La vecchia Coppa America: quando era ancora un affare tra marinai

La vecchia Coppa America: quando era ancora un affare tra marinai

In origine fu la Coppa delle Cento Ghinee e non era un semplice business ma un affare tra marinai, dove in palio c’era l’orgoglio nazionale e non sponsor multimiliardari. In origine ogni nazione mandava i suoi migliori velisti e non comprava gli avversari per arruolarli nella proprio squadra in base al principio: “Ho più soldi e compro tutto”. In origine era la vela allo stato puro e non un grande circo per paperoni del mare. Oggi la Coppa America ha perso parte del suo fascino a causa di una gestione scellerata, dove i grandi finanziatori di questo gioco decidono le regole e le cambiano a loro piacimento. Vasco Vascotto, quello che indiscutibilmente è da considerare come uno dei migliori velisti italiani, mesi fa ha sbottato, e un’intervista ha riservato critiche feroci verso una manifestazione che non riconosce più: “ La Coppa America futura è al momento una Coppa di pochi, mi sembra, o comunque sia non è neanche una Coppa che costerà poco come è stato propagandato.  La Coppa del 2007 è stata la più bella in assoluto. Non mi pare di ricordare un solo momento di crisi. Zero assoluto. Se si vuole cambiare la Coppa più bella di sempre con qualcosa di diverso, devi puntare su qualcosa di certo. Ora faccio io una domanda a tutti: vi sembra che la rivoluzione proposta abbia portato con sé dei benefici? La risposta mi sembra assolutamente chiara. E poi, non sono così convinto che una gara in moto sia più entusiasmante di una gara in bicicletta.
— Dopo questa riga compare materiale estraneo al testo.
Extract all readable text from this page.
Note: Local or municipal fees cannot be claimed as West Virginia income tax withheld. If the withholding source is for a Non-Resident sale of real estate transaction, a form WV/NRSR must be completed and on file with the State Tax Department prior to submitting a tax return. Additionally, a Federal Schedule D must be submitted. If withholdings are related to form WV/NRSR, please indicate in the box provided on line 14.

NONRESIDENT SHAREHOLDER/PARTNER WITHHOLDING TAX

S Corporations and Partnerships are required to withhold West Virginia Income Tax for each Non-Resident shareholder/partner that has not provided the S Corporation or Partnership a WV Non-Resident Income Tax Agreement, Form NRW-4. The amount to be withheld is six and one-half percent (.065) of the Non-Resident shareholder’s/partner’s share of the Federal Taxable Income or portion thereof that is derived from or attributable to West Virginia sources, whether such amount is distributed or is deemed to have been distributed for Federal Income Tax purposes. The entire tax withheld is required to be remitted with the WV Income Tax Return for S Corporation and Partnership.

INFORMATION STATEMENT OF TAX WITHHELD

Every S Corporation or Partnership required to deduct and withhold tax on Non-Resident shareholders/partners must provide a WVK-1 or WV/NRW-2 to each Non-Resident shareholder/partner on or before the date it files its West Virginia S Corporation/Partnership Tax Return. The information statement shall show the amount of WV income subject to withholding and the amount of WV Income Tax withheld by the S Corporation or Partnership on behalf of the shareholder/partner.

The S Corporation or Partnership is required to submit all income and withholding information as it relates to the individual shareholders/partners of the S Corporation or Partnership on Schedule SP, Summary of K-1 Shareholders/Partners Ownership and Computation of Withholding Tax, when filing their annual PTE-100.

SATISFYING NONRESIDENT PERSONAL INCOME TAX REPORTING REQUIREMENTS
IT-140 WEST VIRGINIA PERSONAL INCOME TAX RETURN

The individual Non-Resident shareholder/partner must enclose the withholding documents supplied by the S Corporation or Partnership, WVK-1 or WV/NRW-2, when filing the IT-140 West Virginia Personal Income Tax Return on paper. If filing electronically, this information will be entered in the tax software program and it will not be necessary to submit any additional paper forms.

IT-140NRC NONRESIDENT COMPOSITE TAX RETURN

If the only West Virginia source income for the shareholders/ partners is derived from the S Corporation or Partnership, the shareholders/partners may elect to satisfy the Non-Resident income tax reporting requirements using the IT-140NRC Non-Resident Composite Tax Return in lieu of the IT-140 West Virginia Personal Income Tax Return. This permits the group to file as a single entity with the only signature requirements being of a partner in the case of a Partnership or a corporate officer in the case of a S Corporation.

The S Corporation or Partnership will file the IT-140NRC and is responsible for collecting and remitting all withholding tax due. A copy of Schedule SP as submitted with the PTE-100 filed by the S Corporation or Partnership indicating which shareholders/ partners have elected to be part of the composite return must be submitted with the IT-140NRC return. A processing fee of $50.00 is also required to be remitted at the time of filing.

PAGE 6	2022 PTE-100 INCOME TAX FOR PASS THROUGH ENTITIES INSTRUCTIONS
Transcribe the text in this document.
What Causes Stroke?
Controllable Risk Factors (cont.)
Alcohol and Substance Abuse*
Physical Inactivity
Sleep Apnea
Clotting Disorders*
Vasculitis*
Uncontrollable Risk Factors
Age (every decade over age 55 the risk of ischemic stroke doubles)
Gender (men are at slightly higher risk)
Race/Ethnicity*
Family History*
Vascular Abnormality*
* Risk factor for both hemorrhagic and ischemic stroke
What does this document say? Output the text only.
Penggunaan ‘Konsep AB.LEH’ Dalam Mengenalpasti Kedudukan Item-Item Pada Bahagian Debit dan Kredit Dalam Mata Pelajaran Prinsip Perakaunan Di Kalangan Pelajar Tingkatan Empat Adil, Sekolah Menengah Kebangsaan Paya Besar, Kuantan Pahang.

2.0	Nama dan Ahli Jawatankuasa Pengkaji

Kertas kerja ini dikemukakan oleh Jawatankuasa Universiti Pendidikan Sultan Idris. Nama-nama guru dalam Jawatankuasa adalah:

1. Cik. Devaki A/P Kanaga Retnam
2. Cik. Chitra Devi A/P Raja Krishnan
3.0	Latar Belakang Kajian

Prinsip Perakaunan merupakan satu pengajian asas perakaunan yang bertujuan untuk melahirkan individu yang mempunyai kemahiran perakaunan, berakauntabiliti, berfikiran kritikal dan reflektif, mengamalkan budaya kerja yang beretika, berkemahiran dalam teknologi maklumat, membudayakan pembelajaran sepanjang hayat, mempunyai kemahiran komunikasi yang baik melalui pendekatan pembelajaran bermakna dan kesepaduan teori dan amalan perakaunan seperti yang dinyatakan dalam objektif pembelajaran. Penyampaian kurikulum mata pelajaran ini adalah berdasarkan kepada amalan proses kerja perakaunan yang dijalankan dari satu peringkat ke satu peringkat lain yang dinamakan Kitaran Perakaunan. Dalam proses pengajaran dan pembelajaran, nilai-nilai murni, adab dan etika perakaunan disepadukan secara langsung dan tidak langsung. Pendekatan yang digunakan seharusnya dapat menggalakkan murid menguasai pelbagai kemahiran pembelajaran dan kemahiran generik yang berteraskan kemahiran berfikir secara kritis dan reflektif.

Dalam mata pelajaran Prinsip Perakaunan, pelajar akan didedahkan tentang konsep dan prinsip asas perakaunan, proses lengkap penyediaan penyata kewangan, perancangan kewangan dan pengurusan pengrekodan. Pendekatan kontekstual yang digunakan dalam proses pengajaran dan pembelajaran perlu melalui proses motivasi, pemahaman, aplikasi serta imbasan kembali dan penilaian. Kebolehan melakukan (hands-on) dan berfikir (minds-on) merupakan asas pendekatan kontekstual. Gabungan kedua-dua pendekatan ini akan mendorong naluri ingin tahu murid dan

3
Sempre che entrambe siano eque e sane … Alla prossima Coppa America parteciperanno team con undici velisti, mentre prima in barca si andava in diciassette o trentaquattro a seconda di quante barche si mettevano in acqua”. Un attacco durissimo a un sistema che ha fatto fuori i team  italiani, i quali non hanno reputato opportuno investire grandi quantità di denaro in un progetto che difficilmente li potrebbe vedere protagonisti, per il semplice fatto che le regole sono cambiate all’improvviso e troppo in fretta.

La Coppa America nella sua storia ha dato vita a battaglie entusiasmanti, dove anche una barca meno veloce era in grado di battere l’avversario più svelto. Chi potrà mai dimenticare una notte, tutta l’Italia incollata alla Tv, mentre a San Diego si stava disputando la seconda prova della finale del 1992, in acqua AmerIca Cube, defender, contro il nostro Moro di Venezia. Gli americani vantavano un mezzo nettamente più veloce del nostro, ma quella notte qualcosa successe. I nostri velisti, tutti italiani ad eccezione del solo Paul Cayard, compirono un’impresa che resta tutt’ora imbattuta: vincere una regata nella finale dell’America’s Cup. Il sogno fu realizzato nella maniera più incredibile, con un arrivo al fotofinish dove Cayard ordinò ai suoi ragazzi di mollare lo spinnaker a pochi metri dal traguardo così da poter tagliare l’arrivo prima, se non con lo scafo almeno con la vela lanciata in avanti, e beffare davanti al loro pubblico per una manciata di centimetri i colossi statunitensi. Dimenticate tutto questo cari amici appassionati; dimenticate i team tutti di una nazione; dimenticate una barca più lenta che batte la più veloce, perché oggi le differenze di performance tra i catamarani in gara saranno così nette che nessuna impresa sarà possibile, con buona pace del sonno degli italiani, che nella notte non avranno nessuna barca da tifare nella baia di San Diego.